The following opinion was filed November 13, 1923:
Vinje, C. J.
The claims made by the defendant that parol evidence was inadmissible to prove the alleged fraudulent representations and that there was no competent testimony to prove that the truck purchased was built in 1913 are untenable and we shall spend no time in discussing them.
It is also claimed that the verdict is defective because it *348does not find that the plaintiffs had a right to rely upon the fraudulent representations as to the age of the truck. Whether a buyer has a right to rely upon fraudulent representations made to him by a vendor of an article may be a question of fact for a jury or one of law for the court. In the instant case we think it clearly the latter. The vendor promised to find out when the truck was built. Such information was peculiarly within his reach, and in such case, where he asserts that he will ascertain what the fact is and later makes representations concerning it, the buyer may rely upon such representations in the absence of any facts to put him upon inquiry. The age of the truck was ascertained from its serial number, but the ordinary buyer would not know during what year a truck bearing a 'certain serial number was made. Only dealers furnished with accurate lists as to when a truck bearing a certain serial number was made, or the manufacturer, could tell in what year the truck was built.
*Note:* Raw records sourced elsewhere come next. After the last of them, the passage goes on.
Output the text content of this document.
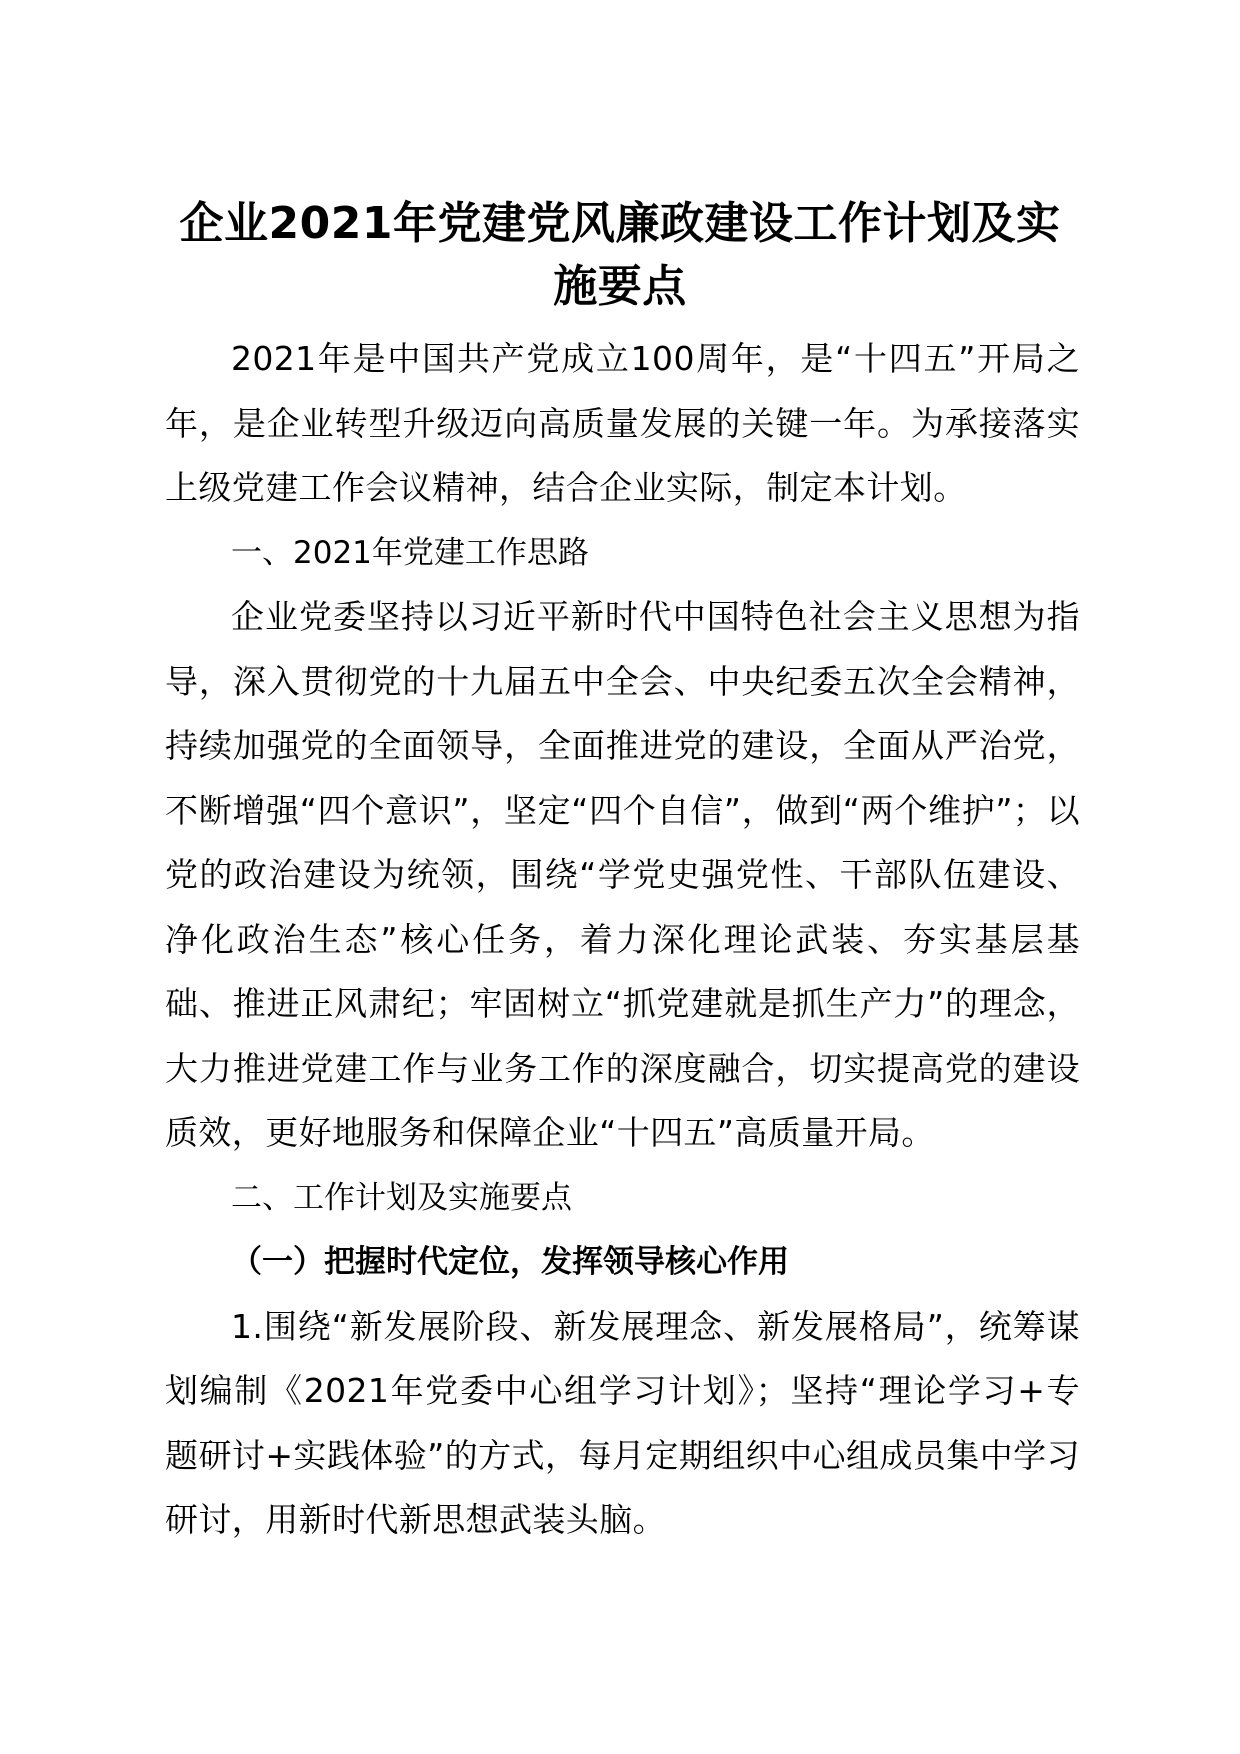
企业2021年党建党风廉政建设工作计划及实施要点

2021年是中国共产党成立100周年，是“十四五”开局之年，是企业转型升级迈向高质量发展的关键一年。为承接落实上级党建工作会议精神，结合企业实际，制定本计划。

一、2021年党建工作思路

企业党委坚持以习近平新时代中国特色社会主义思想为指导，深入贯彻党的十九届五中全会、中央纪委五次全会精神，持续加强党的全面领导，全面推进党的建设，全面从严治党，不断增强“四个意识”，坚定“四个自信”，做到“两个维护”；以党的政治建设为统领，围绕“学党史强党性、干部队伍建设、净化政治生态”核心任务，着力深化理论武装、夯实基层基础、推进正风肃纪；牢固树立“抓党建就是抓生产力”的理念，大力推进党建工作与业务工作的深度融合，切实提高党的建设质效，更好地服务和保障企业“十四五”高质量开局。

二、工作计划及实施要点

（一）把握时代定位，发挥领导核心作用

1.围绕“新发展阶段、新发展理念、新发展格局”，统筹谋划编制《2021年党委中心组学习计划》；坚持“理论学习+专题研讨+实践体验”的方式，每月定期组织中心组成员集中学习研讨，用新时代新思想武装头脑。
The trial court was therefore justified in holding as a matter of law, under the evidence in this case, that plaintiffs had a right to' rely upon the representations as to the age of the truck.
It is in evidence that plaintiffs paid about $2,300 for the truck. Plaintiffs’ evidence also showed that trucks depreciated approximately from twenty-five to thirty per cent, the first year and about ten per cent, per year thereafter. The jury found the market value of a 1917 truck to be $2,200, about $100 less than plaintiffs paid for the truck, and the court evidently allowed as damages ten per cent, per year, or forty per cent, in all, for the depreciation during the four years between 1913 and 1917. The evidence sustains such assessment. True, defendant’s testimony is in conflict with it, but the court was not bound to believe its testimony to the effect that there would be no difference in the market value of two trucks in the same mechanical condition, one built in 1913 and the other in 1917. Since it is impossible to have the same truck built in 1913 and in 1917 *349there is no force in the claim that it was incumbent upon plaintiffs to show the difference in value in- the same identical truck. Different trucks, or assumed trucks, in the same general mechanical condition answered the call as to the rule of damages in such cases. That rule is the difference in value of the truck actually delivered and its value if it had been as represented. Here that difference in value resulted from age and the depreciation due to age and an older ir\ake. We find no error in the record.
By the Court. — Judgment affirmed.
A motion for a rehearing was denied, with $25 costs, on January 15, 1924.